Cervical rupture
According to our data, out of 10,000 puerperas, cervical tears were observed in 27.6% of primiparous and in 5.3% of multiparous. In multiparous, cervical ruptures are rarely observed, mainly if the fetus is large or surgical delivery is performed .
Rupture of the cervix, as a rule, occurs from the back of the head (in 78%) and less often from the front of the fetus. One-sided cervical ruptures were observed in 68.2% of the prostitutes , two-sided in 29.4%, multiple cervical ruptures and crises in 2.4% of the total number of identified ruptures. In multiparous spontaneous births, one-sided ruptures prevail.
Bleeding from the cervix, requiring urgent interventions, occurred in 3.6% of women in labor. In the rest, ruptures of the neck were revealed during routine examinations of the birth canal. In the group of women with bleeding from the birth canal, cervical trauma as a cause of bleeding takes a small proportion and amounts to 3-7%, according to various large obstetric hospitals.
Bleeding from the cervix arises, as a rule, from arterial branches. Blood with its bright red color differs from venous blood flowing from the vessels of the uterus. With cervical ruptures that extend to the tissues of the arch or lower segment of the uterus, bleeding can be from damaged large venous vessels, and then the blood in appearance does not differ from the flow from the uterus.
Diagnosis of bleeding with ruptures of the cervix but presents difficulties and is carried out by examining the cervix using mirrors. Neck capture fenestrated forceps and completely degrade the bottom. Consistently inspect its entire surface. If a rupture is detected (it is usually localized on the lateral surface of the cervix), it is necessary to carefully examine its upper border and, if possible, the lower section (segment) of the uterus above the rupture site. For this purpose, mirrors with lighting made of transparent plastic are successfully used. We always conduct a digital examination of the lower segment of the uterus and the area above the rupture of the inner surface of the cervix. This is necessary to recognize incomplete ruptures of the lower segment of the uterus, which may not extend to the tissues of the vaginal fornix.
After analyzing a large number of births that ended fatally as a result of acute anemia (data from obstetric hospitals in Ukraine), we identified cases when a deep rupture of the cervix was timely detected, stitches were sutured, and bleeding continued due to a rupture of uterine tissue above a visible rupture of the cervix.

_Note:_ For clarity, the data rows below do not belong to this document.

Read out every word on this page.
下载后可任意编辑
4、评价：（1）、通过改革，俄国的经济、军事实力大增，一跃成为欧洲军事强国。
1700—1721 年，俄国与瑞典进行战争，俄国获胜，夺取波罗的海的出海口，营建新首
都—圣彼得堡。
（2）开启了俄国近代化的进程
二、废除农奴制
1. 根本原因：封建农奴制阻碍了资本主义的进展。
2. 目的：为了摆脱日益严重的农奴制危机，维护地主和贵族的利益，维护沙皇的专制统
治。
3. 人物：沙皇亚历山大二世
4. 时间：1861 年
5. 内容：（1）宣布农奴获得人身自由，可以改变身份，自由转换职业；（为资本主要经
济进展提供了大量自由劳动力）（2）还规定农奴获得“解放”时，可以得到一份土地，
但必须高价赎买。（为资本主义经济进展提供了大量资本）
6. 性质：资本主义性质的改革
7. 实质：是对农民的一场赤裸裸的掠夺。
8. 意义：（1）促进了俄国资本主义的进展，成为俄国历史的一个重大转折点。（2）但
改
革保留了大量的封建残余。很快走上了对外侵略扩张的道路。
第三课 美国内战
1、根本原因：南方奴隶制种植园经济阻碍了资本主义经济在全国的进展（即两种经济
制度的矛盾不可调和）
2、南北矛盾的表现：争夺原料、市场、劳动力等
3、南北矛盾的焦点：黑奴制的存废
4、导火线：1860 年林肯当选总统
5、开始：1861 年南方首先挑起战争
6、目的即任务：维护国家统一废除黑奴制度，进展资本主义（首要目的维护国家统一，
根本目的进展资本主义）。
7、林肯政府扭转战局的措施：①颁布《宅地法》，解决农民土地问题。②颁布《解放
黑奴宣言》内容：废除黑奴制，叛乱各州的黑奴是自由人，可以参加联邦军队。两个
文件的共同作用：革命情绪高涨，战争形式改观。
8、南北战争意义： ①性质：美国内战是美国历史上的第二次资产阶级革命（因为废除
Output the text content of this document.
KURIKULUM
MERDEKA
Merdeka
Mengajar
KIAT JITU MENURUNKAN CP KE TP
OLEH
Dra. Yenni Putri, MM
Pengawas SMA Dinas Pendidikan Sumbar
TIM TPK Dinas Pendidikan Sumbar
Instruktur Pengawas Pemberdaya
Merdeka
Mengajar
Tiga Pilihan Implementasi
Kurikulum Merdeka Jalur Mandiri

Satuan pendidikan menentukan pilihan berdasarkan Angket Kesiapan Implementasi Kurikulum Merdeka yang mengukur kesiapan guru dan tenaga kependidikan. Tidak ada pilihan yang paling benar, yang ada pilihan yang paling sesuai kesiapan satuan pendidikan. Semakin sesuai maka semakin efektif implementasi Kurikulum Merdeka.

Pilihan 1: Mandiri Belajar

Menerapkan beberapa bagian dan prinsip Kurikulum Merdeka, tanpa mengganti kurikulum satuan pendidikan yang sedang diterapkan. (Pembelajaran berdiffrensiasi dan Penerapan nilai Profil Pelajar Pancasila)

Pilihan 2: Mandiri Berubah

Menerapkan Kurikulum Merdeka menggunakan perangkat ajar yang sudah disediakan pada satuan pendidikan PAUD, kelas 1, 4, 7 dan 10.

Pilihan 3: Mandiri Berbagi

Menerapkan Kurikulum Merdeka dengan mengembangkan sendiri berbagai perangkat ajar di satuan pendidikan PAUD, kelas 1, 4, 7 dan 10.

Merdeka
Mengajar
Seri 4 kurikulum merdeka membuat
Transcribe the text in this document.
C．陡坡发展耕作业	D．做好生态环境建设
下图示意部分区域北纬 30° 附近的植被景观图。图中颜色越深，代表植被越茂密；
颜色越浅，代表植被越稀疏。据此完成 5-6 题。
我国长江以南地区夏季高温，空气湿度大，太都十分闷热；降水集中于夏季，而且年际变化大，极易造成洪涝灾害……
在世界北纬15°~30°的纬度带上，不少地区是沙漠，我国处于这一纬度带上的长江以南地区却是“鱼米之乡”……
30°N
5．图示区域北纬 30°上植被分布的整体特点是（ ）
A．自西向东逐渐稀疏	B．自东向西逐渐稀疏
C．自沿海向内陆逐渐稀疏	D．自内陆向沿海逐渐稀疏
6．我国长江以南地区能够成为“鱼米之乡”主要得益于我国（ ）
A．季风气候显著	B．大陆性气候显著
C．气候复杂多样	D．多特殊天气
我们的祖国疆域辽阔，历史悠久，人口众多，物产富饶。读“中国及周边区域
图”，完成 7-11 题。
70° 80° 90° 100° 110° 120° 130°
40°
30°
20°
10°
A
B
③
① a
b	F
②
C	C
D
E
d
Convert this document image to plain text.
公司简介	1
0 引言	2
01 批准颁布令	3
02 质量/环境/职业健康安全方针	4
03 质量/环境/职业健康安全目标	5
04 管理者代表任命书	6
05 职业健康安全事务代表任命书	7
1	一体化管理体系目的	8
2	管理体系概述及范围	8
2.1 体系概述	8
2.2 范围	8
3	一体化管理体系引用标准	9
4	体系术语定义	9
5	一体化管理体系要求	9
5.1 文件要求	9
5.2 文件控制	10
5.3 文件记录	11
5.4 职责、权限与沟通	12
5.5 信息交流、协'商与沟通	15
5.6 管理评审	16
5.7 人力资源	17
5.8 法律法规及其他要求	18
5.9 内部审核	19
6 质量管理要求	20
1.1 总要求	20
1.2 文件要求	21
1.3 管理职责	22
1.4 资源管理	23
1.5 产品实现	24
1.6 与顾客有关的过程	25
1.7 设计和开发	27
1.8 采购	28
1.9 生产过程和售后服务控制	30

Linear ruptures of the cervix can sometimes be accompanied by stratification, rupture or crushing of the muscles of the inner surface of the cervix. These lesions are easily detected when examining the inner surface of the neck. Bleeding from the cervix is stopped by imposing knotted catgut sutures transverse to the length of the neck rupture after preliminary excision of the neck tissue. As a result of refreshing the edges of the gap, the healing process of the neck by primary intention is significantly increased. Catgut or silk sutures are applied , and the first suture must be applied to the neck tissue at the upper rupture angle or even higher, within intact tissues. Silk sutures should be removed on the 8-9th day after birth.
Uterine Tears
Uterine ruptures, regardless of the size of the damage (complete, incomplete), are usually accompanied by bleeding, although the amount of blood loss is not always proportional to the degree of tissue damage. If arterial or venous vessels of large diameter rupture together with the uterine muscle, bleeding can be significant, even fatal. If vessels of small diameter that are within the muscle tissue rupture , they can be squeezed by a contracted uterus and bleeding in this case will be small.
With uterine ruptures, external bleeding (blood flows from the genitals) and internal bleeding are distinguished when the bleeding accumulates in the abdominal cavity (with a complete rupture), in the peritoneal and pelvic tissue (with an incomplete rupture). The absence of visible bleeding can lead to a gross error in assessing the patient’s condition and ultimately to her death due to an unrecognized rupture of the uterus.